Thanks for asking the questions no one does, and giving us a chance to think about and give voice to the answers.

niobe said...

Even if some people can't share their answers to these questions with anyone -- or even if they can't bring themselves to answer the questions at all -- there's a certain comfort in knowing that there's someone out there who's taken the time and effort to ask. Thank you.

Drummer said...

As a Dad...
1. Despite his prematurity, Aaron was SMART. He responded to my and my wife's voices. Had he lived, I swear, he would been a smart, smart kid.
2. Aaron Keith Young
3. Volunteering with the March of Dimes has helped tremendously, as have organizing toy drives. Anything we can do keep his memory alive.
4. I don't know about the kindest or worst, but the best thing was from our old pastor. He said simply "You know, it's perfectly OK to be angry at God. He'll forgive you."
5. My wife, and my mother. They both know when I need some help, and when I need some distance.
6. I've never shied away from saying anything regarding Aaron.
7. I'm better. That's the only way to put it. I'll never be "right" again, but I can be better than I was before.

Janna said...

I hope you start feeling better soon!

1. They were wanted more than anything else in this world. And just because time has passed I still want them more than life itself and miss them with every ounce of my being. I LOVED every minute that I carried them.

3. I have a charm bracelet, and I bought two charms for it. One is a heart that says, "The Heart Remembers" and the other is a baby angel. I think about our babies all the time, and when I look at the charms it's just a gentle reminder that they are waiting for me in Heaven. I can't wait to hold them.

4. The kindest and probably most helpful thing people have said to me is, "We're praying for you and Jon. We don't understnad your pain, but God does, and He's able to comfort you like no one here on Earth can." And the other thing that I found most helpful was, "We're here when you need us. Call anytime." They weren't even pretending to understand our pain, but I knew that I could come to them if I needed to talk or I needed a shoulder to cry on.

The worst thing someone has said to me is, "You'll get pregnant again in no time." I didn't want to hear that. I didn't want to pregnant again soon, I wanted to be pregnant right then! The fact that they said that meant that they didn't see my loss as important and worthy of grieving.

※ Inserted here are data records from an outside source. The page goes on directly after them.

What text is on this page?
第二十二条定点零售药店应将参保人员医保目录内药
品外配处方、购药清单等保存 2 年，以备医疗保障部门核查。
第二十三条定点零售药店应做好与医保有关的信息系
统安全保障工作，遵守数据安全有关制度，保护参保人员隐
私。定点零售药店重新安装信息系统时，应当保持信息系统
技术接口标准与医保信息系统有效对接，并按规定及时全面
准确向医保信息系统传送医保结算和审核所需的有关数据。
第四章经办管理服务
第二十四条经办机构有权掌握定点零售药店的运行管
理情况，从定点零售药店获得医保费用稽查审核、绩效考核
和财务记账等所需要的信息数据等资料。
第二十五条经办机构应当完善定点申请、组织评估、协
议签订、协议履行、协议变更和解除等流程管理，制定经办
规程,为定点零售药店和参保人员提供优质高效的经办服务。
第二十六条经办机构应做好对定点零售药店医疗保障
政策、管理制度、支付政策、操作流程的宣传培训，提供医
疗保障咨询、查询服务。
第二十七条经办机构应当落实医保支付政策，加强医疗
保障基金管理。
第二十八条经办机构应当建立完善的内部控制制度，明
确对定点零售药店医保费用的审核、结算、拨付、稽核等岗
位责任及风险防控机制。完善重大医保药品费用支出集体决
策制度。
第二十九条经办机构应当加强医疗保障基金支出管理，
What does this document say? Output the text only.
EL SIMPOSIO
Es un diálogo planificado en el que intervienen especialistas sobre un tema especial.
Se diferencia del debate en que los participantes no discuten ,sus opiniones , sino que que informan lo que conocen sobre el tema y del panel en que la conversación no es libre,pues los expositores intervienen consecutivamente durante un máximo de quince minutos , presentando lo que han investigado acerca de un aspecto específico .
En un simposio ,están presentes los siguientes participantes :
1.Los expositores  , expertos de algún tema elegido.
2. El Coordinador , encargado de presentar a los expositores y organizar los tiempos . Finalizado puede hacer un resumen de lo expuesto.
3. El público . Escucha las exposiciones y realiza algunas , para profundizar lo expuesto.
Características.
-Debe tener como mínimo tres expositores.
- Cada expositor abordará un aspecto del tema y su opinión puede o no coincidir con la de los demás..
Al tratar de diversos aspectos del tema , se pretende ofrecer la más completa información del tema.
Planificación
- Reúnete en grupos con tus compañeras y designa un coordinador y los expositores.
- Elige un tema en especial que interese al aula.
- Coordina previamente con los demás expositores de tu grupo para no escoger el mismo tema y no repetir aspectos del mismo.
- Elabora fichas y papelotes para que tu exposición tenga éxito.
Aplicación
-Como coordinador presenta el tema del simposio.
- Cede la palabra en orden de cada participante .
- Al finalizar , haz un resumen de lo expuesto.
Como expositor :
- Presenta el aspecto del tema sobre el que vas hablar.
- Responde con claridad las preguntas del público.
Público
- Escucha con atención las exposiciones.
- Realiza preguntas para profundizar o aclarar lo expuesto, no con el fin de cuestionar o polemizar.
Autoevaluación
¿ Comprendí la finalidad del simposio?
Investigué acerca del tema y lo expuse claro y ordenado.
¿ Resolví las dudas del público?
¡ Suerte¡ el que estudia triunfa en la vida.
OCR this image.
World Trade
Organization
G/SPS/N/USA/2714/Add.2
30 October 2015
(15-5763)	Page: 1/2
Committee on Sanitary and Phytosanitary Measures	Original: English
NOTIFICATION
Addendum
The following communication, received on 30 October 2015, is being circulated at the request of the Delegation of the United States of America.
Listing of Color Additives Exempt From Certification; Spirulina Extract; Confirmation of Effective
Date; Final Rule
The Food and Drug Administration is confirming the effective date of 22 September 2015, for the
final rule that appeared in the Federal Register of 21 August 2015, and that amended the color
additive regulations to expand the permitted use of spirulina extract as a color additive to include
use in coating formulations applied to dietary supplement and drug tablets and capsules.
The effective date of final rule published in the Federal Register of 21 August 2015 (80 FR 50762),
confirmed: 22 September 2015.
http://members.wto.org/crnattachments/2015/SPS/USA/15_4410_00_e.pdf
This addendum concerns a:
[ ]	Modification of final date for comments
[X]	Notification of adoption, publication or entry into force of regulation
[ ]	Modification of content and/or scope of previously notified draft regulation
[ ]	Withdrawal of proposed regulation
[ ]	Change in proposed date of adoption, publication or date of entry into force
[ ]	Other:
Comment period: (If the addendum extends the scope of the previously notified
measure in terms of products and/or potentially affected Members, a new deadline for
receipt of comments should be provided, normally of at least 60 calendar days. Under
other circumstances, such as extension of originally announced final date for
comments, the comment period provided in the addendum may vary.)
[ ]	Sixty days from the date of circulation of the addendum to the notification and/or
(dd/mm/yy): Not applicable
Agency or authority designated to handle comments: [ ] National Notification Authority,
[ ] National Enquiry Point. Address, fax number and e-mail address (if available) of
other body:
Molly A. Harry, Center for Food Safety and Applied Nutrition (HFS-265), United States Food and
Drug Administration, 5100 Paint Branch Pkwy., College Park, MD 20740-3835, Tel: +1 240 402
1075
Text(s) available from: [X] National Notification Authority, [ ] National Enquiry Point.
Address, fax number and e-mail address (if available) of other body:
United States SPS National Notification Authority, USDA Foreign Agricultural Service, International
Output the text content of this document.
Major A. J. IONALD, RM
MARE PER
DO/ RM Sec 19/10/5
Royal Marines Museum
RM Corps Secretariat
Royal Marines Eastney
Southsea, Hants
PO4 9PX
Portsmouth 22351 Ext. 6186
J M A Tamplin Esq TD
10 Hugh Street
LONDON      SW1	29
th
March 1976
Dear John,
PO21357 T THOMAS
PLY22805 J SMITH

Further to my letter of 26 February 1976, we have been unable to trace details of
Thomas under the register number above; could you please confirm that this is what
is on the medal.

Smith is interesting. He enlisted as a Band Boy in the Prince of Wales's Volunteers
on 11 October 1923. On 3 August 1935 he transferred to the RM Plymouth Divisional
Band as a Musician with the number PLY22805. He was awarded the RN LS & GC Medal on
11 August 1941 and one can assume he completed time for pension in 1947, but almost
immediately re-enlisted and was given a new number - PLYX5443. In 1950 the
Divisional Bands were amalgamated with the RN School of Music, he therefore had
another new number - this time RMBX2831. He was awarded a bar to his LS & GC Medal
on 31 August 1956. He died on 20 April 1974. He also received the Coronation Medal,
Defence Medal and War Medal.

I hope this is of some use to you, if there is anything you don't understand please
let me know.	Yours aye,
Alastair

5. The person that I look up to most is my husband, Jon. He was an absolute gem during those dark days when I lost our babies. I saw him cry (which I had seen before, but this time it was different). He held me. He took great care of me after my D&C. He made sure that I didn't do anything I wasn't ready to do whether that was sending an email or calling someone to tell them I wasn't ready to have people over, or taking care of the house and chores and cooking. He was just wonderful. And you know, he did all that while he was grieving, too.

6. I think if there's anything that I have left to say it's, "I am not weird or needy because of all this. I don't want people's pity. I just want their prayers. And I need to be reminded constantly that I am no less of a woman because I can't or haven't had children." That's the part that hurts the most because I do feel like a broken woman because of my infertility. I need that reassurance.

7. Most days I'm okay, but when I see a newborn, or I hear of someone who is newly pregnant I wish I had their life. And I have to grieve our losses and my pain all over again. I want a baby so badly, but more than anything I want Jon to be a father. It breaks my heart that the one thing I should be able to give him I can't.